Ayasse Alana K, Cusworth Daniel H, Howell Katherine, O'Neill Kelly, Conrad Bradley M, Johnson Matthew R, Heckler Joseph, Asner Gregory P, Duren Riley
Carbon Mapper Inc., Pasadena, California 91101, United States.
Carleton University, Ottawa, Ontario K1S 5B6, Canada.
Environ Sci Technol. 2024 Dec 10;58(49):21536-21544. doi: 10.1021/acs.est.4c06702. Epub 2024 Nov 25.

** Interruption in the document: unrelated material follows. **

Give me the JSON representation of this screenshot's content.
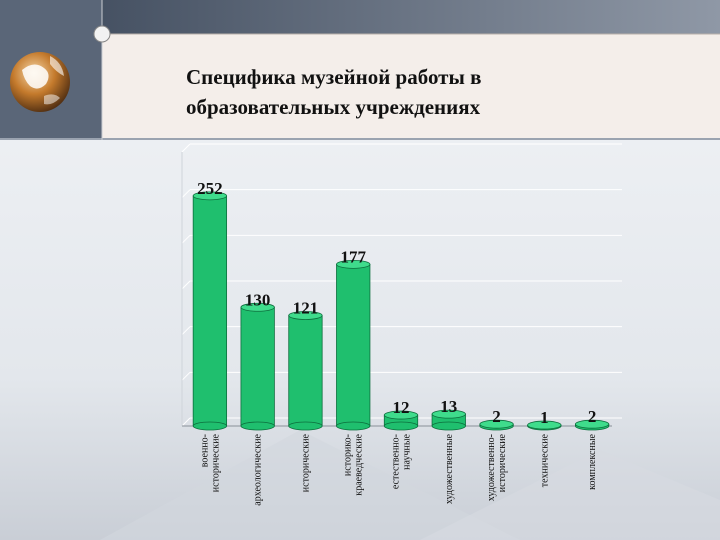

Satellites are becoming a widely used measurement tool for methane detection and quantification. The landscape of satellite instruments with some methane point-source quantification capabilities is growing. Combining information across available sensor platforms could be pivotal for understanding trends and uncertainties in source-level emissions. However, to effectively combine information across sensors of varying performance levels, the probability of detection (POD) for all instruments must be well characterized, which is time-consuming and costly, especially for satellites. In August 2023, we timed methane-sensing aerial surveys from the Global Airborne Observatory (GAO) to overlap with observations from the NASA Earth Surface Mineral Dust Source Investigation (EMIT). We show how these coincident observations can be used to determine and verify the detection limits of EMIT and to develop and test a multisensor persistence framework. Under favorable conditions, the 90% POD at 3 for EMIT is 1060. We further derive a Bayesian model to infer probabilistically whether nondetected emissions were truly off, and we validate and show how this model can be used to assess the intermittency of emissions with GAO and EMIT. Time-averaged emission rates from persistent sources can be underestimated if POD is not characterized and if differences in POD across multisensor frameworks are not properly accounted for.
卫星正成为一种广泛应用于甲烷检测和量化的测量工具。具备一定甲烷点源量化能力的卫星仪器领域正在不断发展。整合现有传感器平台的信息对于理解源排放水平的趋势和不确定性可能至关重要。然而,要有效地整合不同性能水平传感器的信息,必须充分表征所有仪器的检测概率(POD),这既耗时又昂贵,尤其是对于卫星而言。2023年8月,我们安排全球机载观测站(GAO)的甲烷传感航空测量与美国国家航空航天局地球表面矿物尘埃源调查(EMIT)的观测重叠。我们展示了如何利用这些同步观测来确定和验证EMIT的检测限,以及开发和测试多传感器持久性框架。在有利条件下,EMIT在3处的90%检测概率为1060。我们进一步推导了一个贝叶斯模型,以概率方式推断未检测到的排放是否真的没有排放,并验证并展示了该模型如何用于评估GAO和EMIT排放的间歇性。如果不表征检测概率,且未适当考虑多传感器框架间检测概率的差异,持续性源的时间平均排放率可能会被低估。